Hace unos días estrené mi primera
mascarilla, lo que me hizo pensar. La reflexión me llevó a rememorar mis ya
lejanos tiempos de trovero aficionado en los que, por puro divertimento,
improvisaba romances escasamente poéticos y más bien ripiosos, algo connatural
en la métrica popular.

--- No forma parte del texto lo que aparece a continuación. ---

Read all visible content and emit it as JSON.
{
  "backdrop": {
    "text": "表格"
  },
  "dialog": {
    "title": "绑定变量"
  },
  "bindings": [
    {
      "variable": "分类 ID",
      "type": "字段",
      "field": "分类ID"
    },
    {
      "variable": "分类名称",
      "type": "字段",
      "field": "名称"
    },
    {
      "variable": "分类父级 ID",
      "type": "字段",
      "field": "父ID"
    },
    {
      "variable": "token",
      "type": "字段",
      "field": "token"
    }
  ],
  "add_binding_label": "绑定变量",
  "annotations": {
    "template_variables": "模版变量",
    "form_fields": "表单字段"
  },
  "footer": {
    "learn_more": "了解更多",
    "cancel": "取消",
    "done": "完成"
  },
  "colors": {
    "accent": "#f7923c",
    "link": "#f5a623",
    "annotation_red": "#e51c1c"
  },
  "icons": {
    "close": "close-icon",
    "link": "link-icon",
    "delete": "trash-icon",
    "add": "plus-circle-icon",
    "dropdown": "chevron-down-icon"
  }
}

Este es el resultado de la experiencia.
Romance de la mascarilla
Cincuenta días pasaron,
cincuenta noches malditas,
cuando las teles contaron
que había gente malita
de un virus chino rabioso
que es la mar de contagioso,
y que es un maldito virus
del clan del coronavirus.
Y el ministro señor Illa
mandó usar mascarillas,
aunque no ha quedado claro
si cubrirnos las mejillas
es algo que al gobierno
le parece bien o mal,
pues no es nada normal
que lo que hace el baranda,
y lo hace con esmero,
es decir, el muy fulero,
que si la llevamos, bien,
y que si no, pues también.
Le he rogado a mi hija
que por mí que no se aflija,
aunque vaya hasta Melilla
yo llevaré mascarilla.
Me sienta de maravilla
mi primera mascarilla,
más le imploro de rodillas
a la Virgen de Castilla
que ese virus no me coja
pues tengo la salud floja,
y si me infecta el maldito
puedo darme por finito.
Dado que no entiendo nada
de la gran desescalada
seguiré con mascarilla
viva en Madrid o en Sevilla.
Y rezaré porque el virus,
llamado coronavirus,
si es que el maldito me pilla
que no me haga papilla.
Y si Sánchez no me engaña
y no suelta más patrañas,
al fin de la pesadilla,
que es usar mascarilla,
ataremos a los perros
con chorizos como puerros,
y seremos muy felices
hasta hartarnos de perdices.
Y a los demás os deseo
que lo mandéis a paseo
al virus y sus secuelas,
y como se ponga abrojo
ponerlo bajo las suelas
y pisarlo a vuestro antojo.
A ver si por fin podemos
saludarnos y abrazarnos
y no tocar con el codo
hasta quien esté beodo.
Y aquí acaba el romance
de mi primer mascarilla.
Ojalá que de este trance
no salga hecho papilla.
¡Dios nos coja confesados
si acabamos contagiados!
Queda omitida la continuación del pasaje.